The Court’s decision is a welcomed one and seems sensible. Many small contractors make errors in the application of PST to their contracts. In trying to comply with the tax rules, small business owners and staff assume that when they show a line item for a piece of equipment being purchased by a customer, they should add a PST charge. On audit, the contractor is assessed for failure to pay PST on its purchase of goods being supplied to customers, and is given no credit for the PST collected from the customer. This is a very common and harsh result, and one that is all the more hard to swallow given that the old PST under the Social Service Tax Act provided a common sense solution – it deemed the customers’ payment of PST to satisfy the contractor’s liability for PST on its purchase of the subject products.
That solution was deleted from the tax structure when the PST returned in 2013, and thus one would hope that a court will interpret the section 79/80 alternative reasonably, as in Chemainus Gardens. The vast majority of customers will not know what “section 80” refers to and will not understand what they are paying if the agreements refer to “section 80 tax.” However, they most likely understand what “PST” means. An agreement setting out the purchaser’s liability to pay “PST” therefore should be sufficient to satisfy the requirements in section 79.
The Court’s decision stands in contrast to its previous decision in Maxwell’s Plumbing and Heating Ltd. v British Columbia, 2016 BCSC 1098. There, the Court held that an invoice showing a PST charge was not enough to constitute an agreement to assume liability for PST under section 79. In Maxwell’s Plumbing, the Court noted that any agreement needed to “specifically state” that the customer is liable for tax under section 80. However, Chemainus Gardens does not discuss or reference Maxwell’s Plumbing. The appellant in Maxwell’s Plumbing was self-represented, which may have been a contributory factor.

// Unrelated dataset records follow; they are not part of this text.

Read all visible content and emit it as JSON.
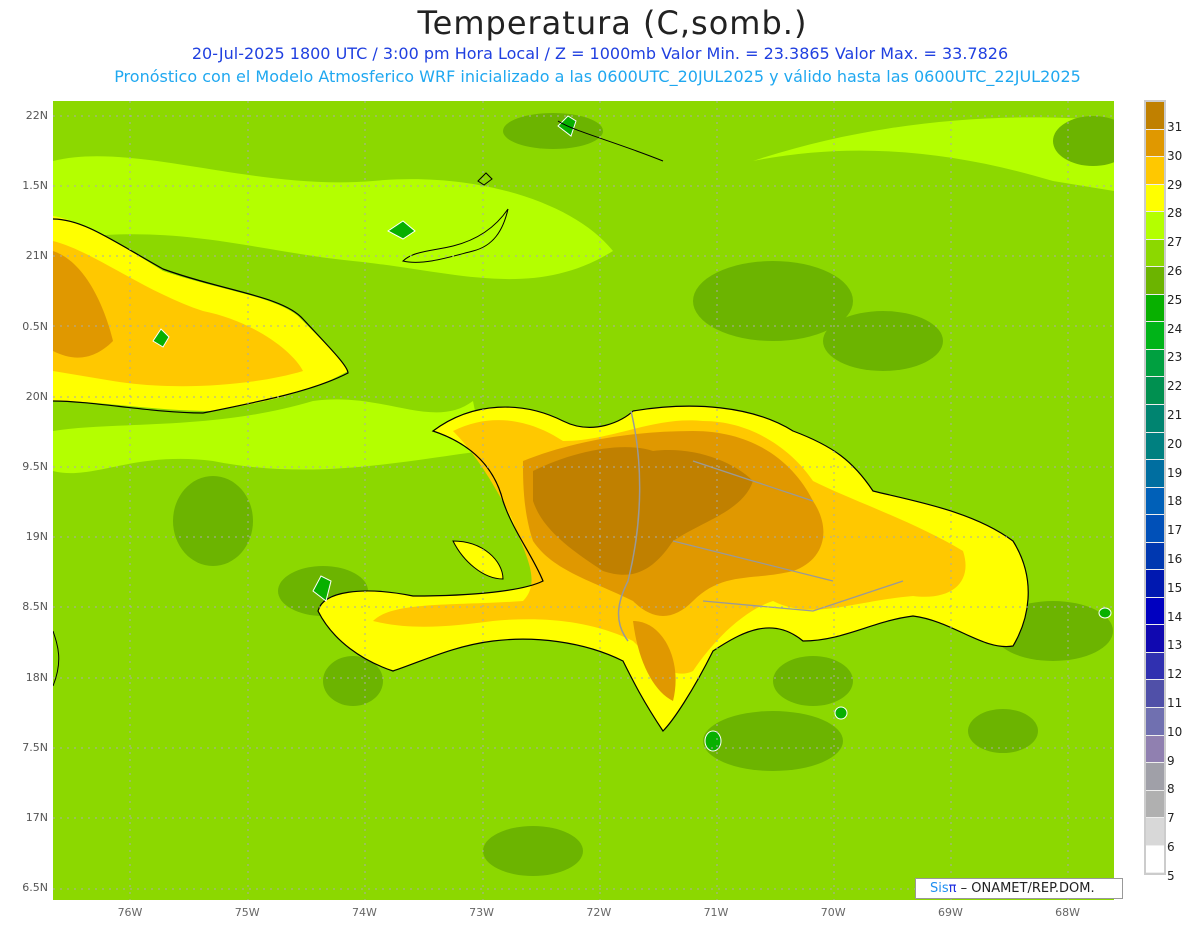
{
  "title": "Temperatura (C,somb.)",
  "subtitle1": "20-Jul-2025  1800 UTC / 3:00 pm Hora Local / Z = 1000mb   Valor Min. = 23.3865  Valor Max. = 33.7826",
  "subtitle2": "Pronóstico con el Modelo Atmosferico WRF inicializado a las 0600UTC_20JUL2025 y válido hasta las  0600UTC_22JUL2025",
  "lat_labels": [
    "22N",
    "1.5N",
    "21N",
    "0.5N",
    "20N",
    "9.5N",
    "19N",
    "8.5N",
    "18N",
    "7.5N",
    "17N",
    "6.5N"
  ],
  "lon_labels": [
    "76W",
    "75W",
    "74W",
    "73W",
    "72W",
    "71W",
    "70W",
    "69W",
    "68W"
  ],
  "colorbar": {
    "labels": [
      "31",
      "30",
      "29",
      "28",
      "27",
      "26",
      "25",
      "24",
      "23",
      "22",
      "21",
      "20",
      "19",
      "18",
      "17",
      "16",
      "15",
      "14",
      "13",
      "12",
      "11",
      "10",
      "9",
      "8",
      "7",
      "6",
      "5"
    ],
    "colors": [
      "#c08000",
      "#e09800",
      "#ffc800",
      "#ffff00",
      "#b4ff00",
      "#8cd800",
      "#6cb400",
      "#08b000",
      "#00b418",
      "#00a040",
      "#009050",
      "#008470",
      "#008080",
      "#006ea0",
      "#0060b8",
      "#0050b8",
      "#0038b0",
      "#0018b0",
      "#0000c0",
      "#1008b0",
      "#3030b0",
      "#5050a8",
      "#7070b0",
      "#9080b0",
      "#a0a0a8",
      "#b0b0b0",
      "#d8d8d8",
      "#ffffff"
    ]
  },
  "credit": {
    "brand": "Sis",
    "pi": "π",
    "text": " – ONAMET/REP.DOM."
  }
}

In theory, if a contractor failed to shift liability to pay PST to its customer, the contractor may ask its customers subsequent to an assessment to enter into a section 79 agreement. In reality, however, a business would rarely do so. Collecting tax months or even years after a sale has concluded is difficult to do, especially if a contractor would have to contact thousands of customers. In many cases, such contractors are left to pay the PST out-of-pocket. For small businesses, such an assessment can be the difference between bankruptcy and survival.
On July 8, 2020, the Ministry of Finance announced that, effective February 19, 2020, real property contractors who supply and affix or install goods so that they become part of real property situated outside BC can apply for a refund of PST they paid on those goods. The proposed change is subject to legislative and regulatory approval. The proposed change will not impact contractors who install goods in BC.
Thus far, leave to appeal of the Chemainus Gardens decision has not been filed.